I want my children to be successful, but more than that, I want my kids to change the world. I want them to stand up for what is right when it is hard to do. I want my kids to be worthy of leading others. I want my son and my daughters to live life with passion. To live life fully and overflowing–settling for nothing and settling for no one.
The separation between a history maker and someone that is forgotten is grit. Grit is defined as courage and resolve; strength of character. A lack of grit will cause one person to give up and quit, throwing in the towel when life punches them in the mouth. Anyone that has lived a little while knows that life punches and punches hard.
As dads, I think we want the best for our kids. We want our kids to have grit like Ann Frank, Abraham Lincoln, Benjamin Franklin, Thomas Addison, and Winston Churchill just to name a few.
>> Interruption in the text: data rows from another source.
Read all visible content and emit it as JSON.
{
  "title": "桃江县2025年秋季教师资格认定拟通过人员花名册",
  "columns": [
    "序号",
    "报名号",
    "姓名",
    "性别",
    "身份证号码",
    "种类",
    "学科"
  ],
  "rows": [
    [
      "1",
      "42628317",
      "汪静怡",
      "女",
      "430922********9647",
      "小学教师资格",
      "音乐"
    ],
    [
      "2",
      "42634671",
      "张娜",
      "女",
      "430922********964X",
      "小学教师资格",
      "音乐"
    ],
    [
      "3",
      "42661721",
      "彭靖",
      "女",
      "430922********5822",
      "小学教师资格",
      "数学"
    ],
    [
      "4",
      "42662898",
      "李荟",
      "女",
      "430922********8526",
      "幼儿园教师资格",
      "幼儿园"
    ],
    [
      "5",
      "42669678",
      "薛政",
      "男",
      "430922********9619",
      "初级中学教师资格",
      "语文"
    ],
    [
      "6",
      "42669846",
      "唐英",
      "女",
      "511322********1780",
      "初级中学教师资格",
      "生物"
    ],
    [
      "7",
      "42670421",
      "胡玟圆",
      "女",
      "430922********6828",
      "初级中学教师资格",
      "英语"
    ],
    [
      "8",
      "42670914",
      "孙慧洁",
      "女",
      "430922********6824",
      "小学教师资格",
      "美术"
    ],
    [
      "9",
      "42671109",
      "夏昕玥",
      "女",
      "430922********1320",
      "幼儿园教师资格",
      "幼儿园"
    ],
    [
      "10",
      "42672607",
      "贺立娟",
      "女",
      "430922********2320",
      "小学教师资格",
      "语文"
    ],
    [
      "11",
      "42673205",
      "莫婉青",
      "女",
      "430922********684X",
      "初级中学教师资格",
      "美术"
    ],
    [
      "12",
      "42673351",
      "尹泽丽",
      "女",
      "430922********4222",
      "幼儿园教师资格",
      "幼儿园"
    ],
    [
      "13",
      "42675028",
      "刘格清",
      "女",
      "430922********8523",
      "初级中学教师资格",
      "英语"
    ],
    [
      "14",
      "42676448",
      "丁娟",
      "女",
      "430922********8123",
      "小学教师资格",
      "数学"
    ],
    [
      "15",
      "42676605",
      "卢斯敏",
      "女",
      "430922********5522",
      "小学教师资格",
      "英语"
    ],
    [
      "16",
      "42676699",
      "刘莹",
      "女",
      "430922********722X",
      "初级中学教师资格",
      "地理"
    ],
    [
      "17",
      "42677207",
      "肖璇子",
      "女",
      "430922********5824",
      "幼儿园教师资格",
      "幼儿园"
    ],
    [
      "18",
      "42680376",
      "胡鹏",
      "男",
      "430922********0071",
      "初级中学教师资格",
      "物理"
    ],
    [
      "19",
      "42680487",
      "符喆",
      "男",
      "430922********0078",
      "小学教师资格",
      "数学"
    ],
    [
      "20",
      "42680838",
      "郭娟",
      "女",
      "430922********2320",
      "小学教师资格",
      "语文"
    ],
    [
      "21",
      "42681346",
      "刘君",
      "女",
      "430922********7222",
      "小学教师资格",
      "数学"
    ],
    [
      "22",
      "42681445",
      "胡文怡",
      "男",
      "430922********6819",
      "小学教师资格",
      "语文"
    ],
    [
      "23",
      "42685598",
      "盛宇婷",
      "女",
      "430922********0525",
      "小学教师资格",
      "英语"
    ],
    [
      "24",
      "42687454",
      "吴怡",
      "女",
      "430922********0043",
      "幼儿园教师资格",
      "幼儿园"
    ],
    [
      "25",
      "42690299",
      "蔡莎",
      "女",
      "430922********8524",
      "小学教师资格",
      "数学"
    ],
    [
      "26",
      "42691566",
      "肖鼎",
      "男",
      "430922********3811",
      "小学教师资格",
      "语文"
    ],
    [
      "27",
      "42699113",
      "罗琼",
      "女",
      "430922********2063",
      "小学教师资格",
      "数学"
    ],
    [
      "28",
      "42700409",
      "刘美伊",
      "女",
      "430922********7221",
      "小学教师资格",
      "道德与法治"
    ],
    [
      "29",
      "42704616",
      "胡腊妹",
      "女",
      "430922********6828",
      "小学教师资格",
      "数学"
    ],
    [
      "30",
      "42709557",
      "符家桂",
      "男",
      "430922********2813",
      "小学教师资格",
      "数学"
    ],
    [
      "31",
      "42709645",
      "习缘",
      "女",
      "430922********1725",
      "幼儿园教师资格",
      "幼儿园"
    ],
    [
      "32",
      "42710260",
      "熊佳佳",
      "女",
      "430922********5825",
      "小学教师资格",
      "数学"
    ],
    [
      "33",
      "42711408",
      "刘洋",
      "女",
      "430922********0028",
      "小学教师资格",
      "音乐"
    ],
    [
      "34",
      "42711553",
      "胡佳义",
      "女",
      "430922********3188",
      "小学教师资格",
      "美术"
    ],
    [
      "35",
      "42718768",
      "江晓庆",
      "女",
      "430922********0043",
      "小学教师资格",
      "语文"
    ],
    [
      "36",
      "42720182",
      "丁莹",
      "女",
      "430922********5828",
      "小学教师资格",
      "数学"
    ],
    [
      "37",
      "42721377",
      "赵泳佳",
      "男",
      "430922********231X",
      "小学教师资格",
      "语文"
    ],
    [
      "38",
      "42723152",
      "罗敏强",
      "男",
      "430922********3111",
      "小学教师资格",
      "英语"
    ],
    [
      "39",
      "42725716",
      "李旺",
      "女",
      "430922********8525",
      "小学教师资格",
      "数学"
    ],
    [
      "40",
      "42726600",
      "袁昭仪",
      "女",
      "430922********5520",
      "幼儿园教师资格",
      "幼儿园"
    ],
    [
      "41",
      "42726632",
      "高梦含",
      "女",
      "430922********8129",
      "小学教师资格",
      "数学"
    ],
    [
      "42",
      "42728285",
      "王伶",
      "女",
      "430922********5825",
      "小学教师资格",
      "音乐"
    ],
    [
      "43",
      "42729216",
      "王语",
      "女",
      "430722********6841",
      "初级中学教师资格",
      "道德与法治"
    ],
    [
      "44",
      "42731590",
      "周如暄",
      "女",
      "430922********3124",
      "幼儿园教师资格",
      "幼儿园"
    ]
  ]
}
All people that we wouldn’t know if they didn’t have grit. As fathers, I think one of the most important attributes we can teach our kids is to have grit. We must do these four things to teach our children to have grit.
Modeling. Our children will learn more from what we do than they will ever learn from what we say. Words are important, but they become worthless when our actions show things that are contrary to what we tell them are important. If we want our kids to have grit, we dads need to show them how it’s done. We need to be the men of grit we hope they become.
Let them fail. It is tempting to jump in and save our kids from all their failures. The reality is there is no better time for your kids to fail then under your watchful eye. You can keep them from catastrophic failure while teaching them to rise again after they fall flat. Letting your children fail early will help them gain the muscle of grit for the bigger failures that are in front of them. Help your children gain the muscle of grit by allowing failure.
Experiment. Challenge and encourage your kids to try new things. Teach them to stretch beyond what they are comfortable with will increase their grit and their gifts. Teaching your kids that failure is just experimenting will create well-rounded adults. Your kids will put falling into a better light, and they will be more likely to continue to try new things as adults. Teaching a lifestyle of experimenting will help your children to grow their whole lives.
Specific Praise. Praising our kids for actions we want to see more of is necessary. We need to praise our children for trying their best. It is easy to praise results, but we need to praise what is behind the results. Did your child falter but kept going? Praise that effort. Praise your children for stepping out and trying something new. Praise them for the swing not whether they got a home run or not. If we only praise results, we can cause kids to stay in the land of familiar. Praise grit to increase it.
Resiliency is not something that will happen overnight, but in time your kids will learn to have grit. Have some grit as a parent and keep on trying. In time, after setbacks and failures, your kids will have guts and resilience. Raise kids to be ready not only for the world but to change it.
Are you teaching your children to have grit?